The sordid details are here; unlike the Harvard Law Review, however, this journal, Washington University Journal of Law & Policy, is not the flagship, student-edited journal at the school. Still, as biochemist Frank Schmidt (Missouri), who brought this to my attention, aptly remarked:
I wonder about such student-edited journals. In my field, journal
editorship is almost always a signal honor, reserved for accomplished
scientists who are rewarded for their accomplishment by getting more
work to do at minimal or no pay. And all of us review articles gratis,
as a service to the community. As a result, an article based on an
incorrect premise would not be published in a "good journal." Not that
we don't have problems with fraud, etc., but the system works remarkably
well.
On the other hand, an article based on the fatuous claim "Intelligent
Design is a scientific research program teaching that intelligent agency
explains more about complex biological systems than does evolutionary
theory," is published in a journal bearing the name of a distinguished
university, and becomes part of the field's discourse.

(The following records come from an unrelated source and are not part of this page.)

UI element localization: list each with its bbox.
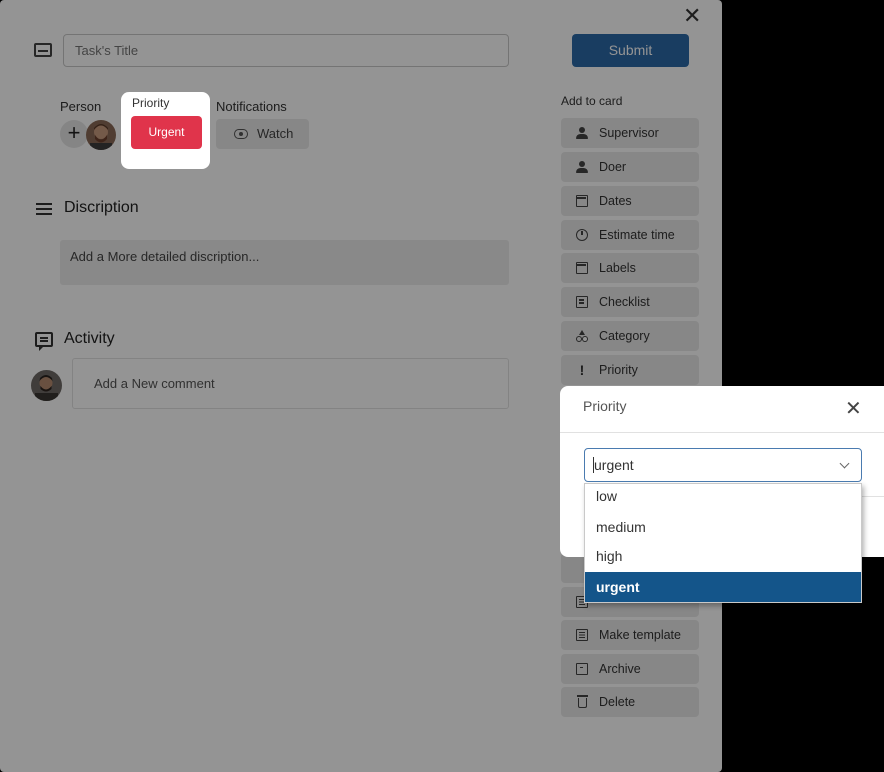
add-to-card-heading: Add to card xyxy=(561,94,623,108)
priority-dropdown: low medium high urgent xyxy=(584,483,862,603)
delete-button[interactable]: Delete xyxy=(561,687,699,717)
doer-label: Doer xyxy=(599,160,627,174)
estimate-time-label: Estimate time xyxy=(599,228,675,242)
archive-icon xyxy=(576,663,588,675)
close-icon[interactable]: ✕ xyxy=(683,5,701,27)
stopwatch-icon xyxy=(576,229,588,241)
eye-icon xyxy=(234,129,248,139)
category-button[interactable]: Category xyxy=(561,321,699,351)
priority-label: Priority xyxy=(132,96,170,110)
person-icon xyxy=(576,127,588,139)
title-icon xyxy=(34,43,52,57)
watch-button[interactable]: Watch xyxy=(216,119,309,149)
doer-button[interactable]: Doer xyxy=(561,152,699,182)
priority-button[interactable]: ! Priority xyxy=(561,355,699,385)
person-check-icon xyxy=(576,161,588,173)
description-title: Discription xyxy=(64,199,139,216)
option-medium[interactable]: medium xyxy=(585,512,861,542)
avatar[interactable] xyxy=(86,120,116,150)
menu-lines-icon xyxy=(36,203,52,215)
priority-select-value: urgent xyxy=(594,457,634,473)
category-label: Category xyxy=(599,329,650,343)
priority-select[interactable]: urgent xyxy=(584,448,862,482)
archive-button[interactable]: Archive xyxy=(561,654,699,684)
priority-side-label: Priority xyxy=(599,363,638,377)
checklist-label: Checklist xyxy=(599,295,650,309)
watch-label: Watch xyxy=(257,126,294,141)
add-person-button[interactable]: + xyxy=(60,120,88,148)
delete-label: Delete xyxy=(599,695,636,709)
checklist-icon xyxy=(576,296,588,308)
close-icon[interactable]: ✕ xyxy=(845,396,862,421)
popup-title: Priority xyxy=(583,398,627,414)
task-title-input[interactable] xyxy=(63,34,509,67)
supervisor-button[interactable]: Supervisor xyxy=(561,118,699,148)
activity-title: Activity xyxy=(64,330,115,347)
comment-input[interactable]: Add a New comment xyxy=(72,358,509,409)
divider xyxy=(560,432,884,433)
supervisor-label: Supervisor xyxy=(599,126,659,140)
comment-icon xyxy=(35,332,53,351)
calendar-icon xyxy=(576,195,588,207)
dates-button[interactable]: Dates xyxy=(561,186,699,216)
submit-button[interactable]: Submit xyxy=(572,34,689,67)
divider xyxy=(860,496,884,497)
description-input[interactable]: Add a More detailed discription... xyxy=(60,240,509,285)
priority-chip[interactable]: Urgent xyxy=(131,116,202,149)
template-icon xyxy=(576,629,588,641)
checklist-button[interactable]: Checklist xyxy=(561,287,699,317)
archive-label: Archive xyxy=(599,662,641,676)
dates-label: Dates xyxy=(599,194,632,208)
make-template-label: Make template xyxy=(599,628,681,642)
labels-label: Labels xyxy=(599,261,636,275)
person-label: Person xyxy=(60,99,102,114)
make-template-button[interactable]: Make template xyxy=(561,620,699,650)
notifications-label: Notifications xyxy=(216,99,287,114)
category-icon xyxy=(576,330,588,342)
exclamation-icon: ! xyxy=(579,362,585,378)
estimate-time-button[interactable]: Estimate time xyxy=(561,220,699,250)
priority-highlight-card: Priority Urgent xyxy=(121,92,210,169)
text-cursor xyxy=(593,457,594,473)
option-urgent[interactable]: urgent xyxy=(585,572,861,602)
chevron-down-icon xyxy=(839,458,850,469)
current-user-avatar xyxy=(31,370,62,401)
option-high[interactable]: high xyxy=(585,541,861,571)
labels-button[interactable]: Labels xyxy=(561,253,699,283)
trash-icon xyxy=(577,695,588,708)
calendar-check-icon xyxy=(576,262,588,274)
option-low[interactable]: low xyxy=(585,481,861,511)
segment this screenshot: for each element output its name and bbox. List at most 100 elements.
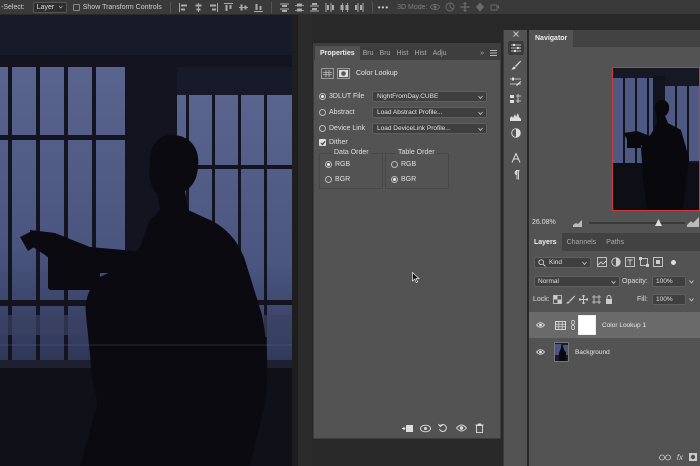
clip-to-layer-icon[interactable] xyxy=(400,421,414,435)
zoom-level[interactable]: 26.08% xyxy=(532,219,556,226)
reset-adjustment-icon[interactable] xyxy=(436,421,450,435)
tab-adjustments[interactable]: Adju xyxy=(430,46,450,60)
layer-row-color-lookup[interactable]: Color Lookup 1 xyxy=(529,312,700,338)
layer-mask-thumbnail[interactable] xyxy=(578,315,596,335)
table-order-rgb-radio[interactable] xyxy=(391,161,398,168)
distribute-left-icon[interactable] xyxy=(324,2,335,13)
scale-3d-icon[interactable] xyxy=(489,2,500,13)
tab-histogram[interactable]: Hist xyxy=(412,46,430,60)
lut-file-radio[interactable] xyxy=(319,93,326,100)
navigator-thumbnail[interactable] xyxy=(612,67,700,211)
filter-type-icon[interactable] xyxy=(625,257,635,267)
tab-layers[interactable]: Layers xyxy=(529,233,562,251)
layer-styles-button[interactable]: fx xyxy=(677,453,683,462)
zoom-slider-track[interactable] xyxy=(589,222,685,224)
layer-name[interactable]: Background xyxy=(575,349,610,356)
abstract-profile-select[interactable]: Load Abstract Profile... xyxy=(372,107,487,118)
chevron-down-icon[interactable] xyxy=(689,297,694,302)
blend-mode-select[interactable]: Normal xyxy=(534,276,620,287)
device-link-radio-row[interactable]: Device Link xyxy=(319,123,365,134)
tab-properties[interactable]: Properties xyxy=(315,46,360,60)
device-link-radio[interactable] xyxy=(319,125,326,132)
histogram-icon[interactable] xyxy=(508,109,524,123)
tab-paths[interactable]: Paths xyxy=(601,233,629,251)
layer-name[interactable]: Color Lookup 1 xyxy=(602,322,646,329)
lut-file-select[interactable]: NightFromDay.CUBE xyxy=(372,91,487,102)
auto-select-dropdown[interactable]: Layer xyxy=(32,1,67,13)
slide-3d-icon[interactable] xyxy=(474,2,485,13)
lock-image-pixels-icon[interactable] xyxy=(566,295,575,304)
filter-toggle-icon[interactable] xyxy=(671,259,676,265)
pan-3d-icon[interactable] xyxy=(459,2,470,13)
device-link-select[interactable]: Load DeviceLink Profile... xyxy=(372,123,487,134)
abstract-radio-row[interactable]: Abstract xyxy=(319,107,355,118)
table-order-bgr-option[interactable]: BGR xyxy=(391,176,416,183)
distribute-top-icon[interactable] xyxy=(279,2,290,13)
tab-brushes[interactable]: Bru xyxy=(360,46,377,60)
filter-adjustment-icon[interactable] xyxy=(611,257,621,267)
tab-channels[interactable]: Channels xyxy=(562,233,602,251)
distribute-hcenter-icon[interactable] xyxy=(339,2,350,13)
lock-transparent-pixels-icon[interactable] xyxy=(553,295,562,304)
layer-kind-filter[interactable]: Kind xyxy=(534,257,591,268)
panel-menu-icon[interactable] xyxy=(487,46,500,60)
distribute-bottom-icon[interactable] xyxy=(309,2,320,13)
lock-position-icon[interactable] xyxy=(579,295,588,304)
fill-input[interactable]: 100% xyxy=(652,294,686,305)
chevron-down-icon[interactable] xyxy=(689,279,694,284)
tab-navigator[interactable]: Navigator xyxy=(529,30,574,47)
brush-settings-icon[interactable] xyxy=(508,75,524,89)
collapse-close-icon[interactable] xyxy=(504,30,527,38)
view-previous-state-icon[interactable] xyxy=(418,421,432,435)
opacity-input[interactable]: 100% xyxy=(652,276,686,287)
align-middle-icon[interactable] xyxy=(238,2,249,13)
visibility-eye-icon[interactable] xyxy=(533,349,547,355)
zoom-out-icon[interactable] xyxy=(573,219,582,227)
filter-pixel-icon[interactable] xyxy=(597,257,607,267)
paragraph-icon[interactable] xyxy=(508,168,524,182)
character-icon[interactable] xyxy=(508,151,524,165)
data-order-rgb-radio[interactable] xyxy=(325,161,332,168)
zoom-in-icon[interactable] xyxy=(687,217,699,227)
lut-file-radio-row[interactable]: 3DLUT File xyxy=(319,91,364,102)
lock-artboard-icon[interactable] xyxy=(592,295,601,304)
tab-history[interactable]: Hist xyxy=(393,46,411,60)
dither-row[interactable]: Dither xyxy=(319,137,348,148)
dither-checkbox[interactable] xyxy=(319,139,326,146)
data-order-rgb-option[interactable]: RGB xyxy=(325,161,350,168)
orbit-3d-icon[interactable] xyxy=(429,2,440,13)
delete-adjustment-icon[interactable] xyxy=(472,421,486,435)
history-icon[interactable] xyxy=(508,92,524,106)
align-center-h-icon[interactable] xyxy=(193,2,204,13)
filter-shape-icon[interactable] xyxy=(639,257,649,267)
distribute-right-icon[interactable] xyxy=(354,2,365,13)
more-tabs-button[interactable]: » xyxy=(477,46,487,60)
table-order-rgb-option[interactable]: RGB xyxy=(391,161,416,168)
adjustments-icon[interactable] xyxy=(508,126,524,140)
data-order-bgr-radio[interactable] xyxy=(325,176,332,183)
tab-brush-settings[interactable]: Bru xyxy=(377,46,394,60)
visibility-eye-icon[interactable] xyxy=(533,322,547,328)
align-bottom-icon[interactable] xyxy=(253,2,264,13)
abstract-radio[interactable] xyxy=(319,109,326,116)
show-transform-checkbox[interactable] xyxy=(72,3,80,11)
document-canvas[interactable] xyxy=(0,15,292,466)
layer-mask-icon[interactable] xyxy=(337,68,350,79)
mask-link-icon[interactable] xyxy=(570,320,575,330)
link-layers-icon[interactable] xyxy=(658,454,671,461)
align-left-icon[interactable] xyxy=(178,2,189,13)
data-order-bgr-option[interactable]: BGR xyxy=(325,176,350,183)
toggle-visibility-icon[interactable] xyxy=(454,421,468,435)
align-top-icon[interactable] xyxy=(223,2,234,13)
properties-sliders-icon[interactable] xyxy=(507,41,524,55)
layer-row-background[interactable]: Background xyxy=(529,339,700,365)
filter-smart-object-icon[interactable] xyxy=(653,257,663,267)
distribute-vcenter-icon[interactable] xyxy=(294,2,305,13)
brush-icon[interactable] xyxy=(508,58,524,72)
table-order-bgr-radio[interactable] xyxy=(391,176,398,183)
roll-3d-icon[interactable] xyxy=(444,2,455,13)
more-options-button[interactable]: ••• xyxy=(378,3,389,12)
zoom-slider-handle[interactable] xyxy=(655,219,662,226)
add-mask-icon[interactable] xyxy=(689,453,697,461)
lock-all-icon[interactable] xyxy=(605,295,613,304)
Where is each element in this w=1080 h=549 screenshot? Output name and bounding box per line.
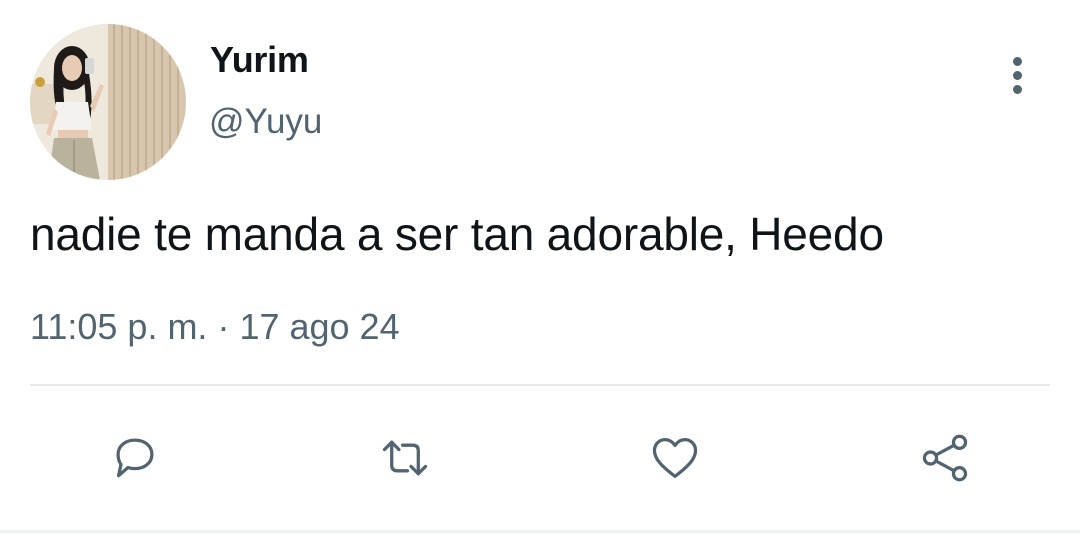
tweet-text: nadie te manda a ser tan adorable, Heedo [30,208,884,260]
more-options-icon-dot [1012,70,1022,80]
tweet-time: 11:05 p. m. [30,306,208,347]
more-options-icon-dot [1012,84,1022,94]
action-bar [0,428,1080,488]
like-button[interactable] [645,428,705,488]
tweet-timestamp[interactable]: 11:05 p. m. · 17 ago 24 [30,305,400,349]
reply-button[interactable] [105,428,165,488]
reply-bubble-icon [116,438,154,478]
bottom-border [0,530,1080,533]
avatar[interactable] [30,24,186,180]
tweet-card: Yurim @Yuyu nadie te manda a ser tan ado… [0,0,1080,549]
divider [30,384,1050,386]
more-options-icon [1012,56,1022,66]
more-options-button[interactable] [996,52,1038,98]
meta-separator: · [217,306,230,347]
retweet-icon [382,440,428,476]
user-handle[interactable]: @Yuyu [209,100,322,144]
share-icon [922,434,968,482]
display-name[interactable]: Yurim [210,38,309,82]
avatar-photo [30,24,186,180]
share-button[interactable] [915,428,975,488]
tweet-date: 17 ago 24 [239,306,400,347]
heart-icon [652,438,698,478]
retweet-button[interactable] [375,428,435,488]
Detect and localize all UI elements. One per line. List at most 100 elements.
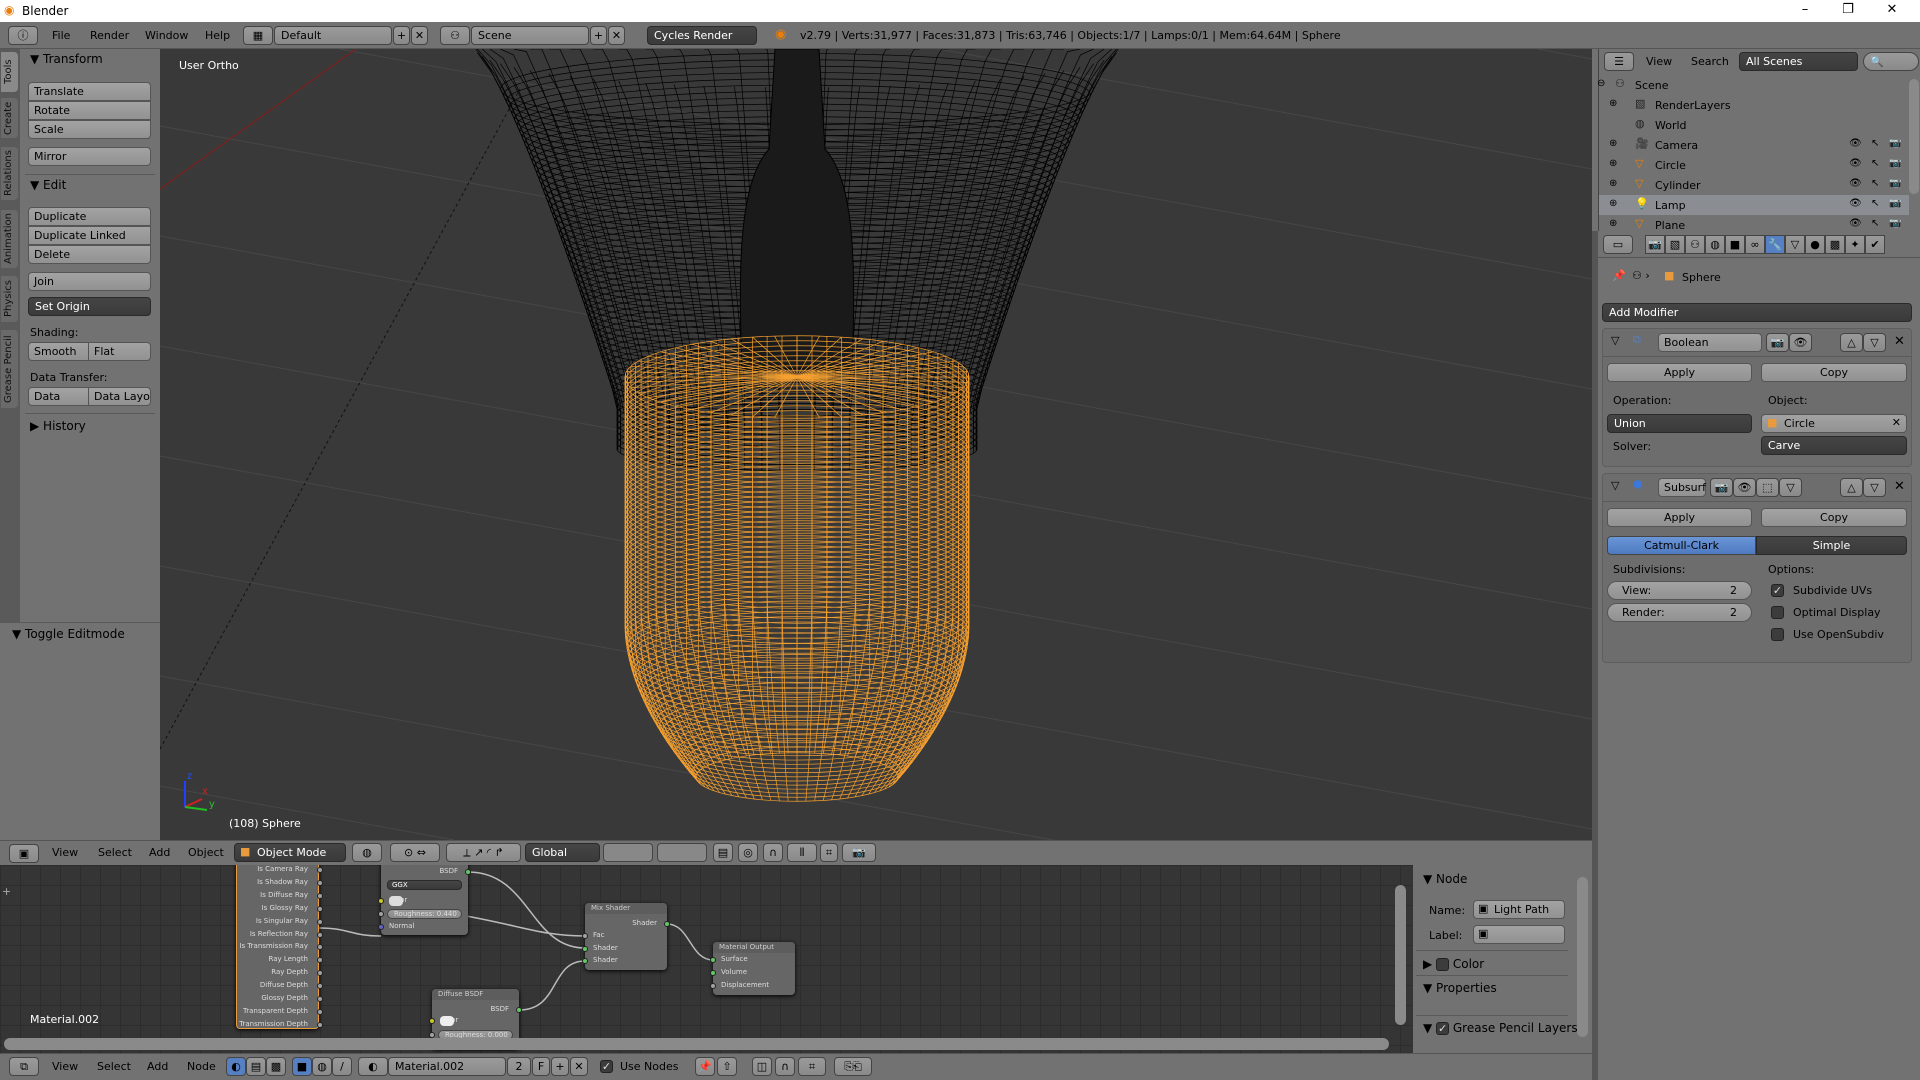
copy-button[interactable]: Copy (1761, 363, 1907, 382)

Is this a systemic problem in law journals? And does the academy as a
whole need to address it?
There is clearly a systematic problem, as we've discussed previously. But those in other fields need to be aware that anything can be published somewhere in a student-edited journal, because there are so damn many of them and most of them are desperate for material (and most of them are edited by individuals ill-equipped to evaluate most of the articles they receive, especially those that require knowledge of other scholarly disciplines). Why are there so many? Primarily because their main purpose is for training, educating and (often) credentialing students ("Were you on a journal?"), and not because there is a need in the wider community for yet another forum for purportedly scholarly articles on legal topics.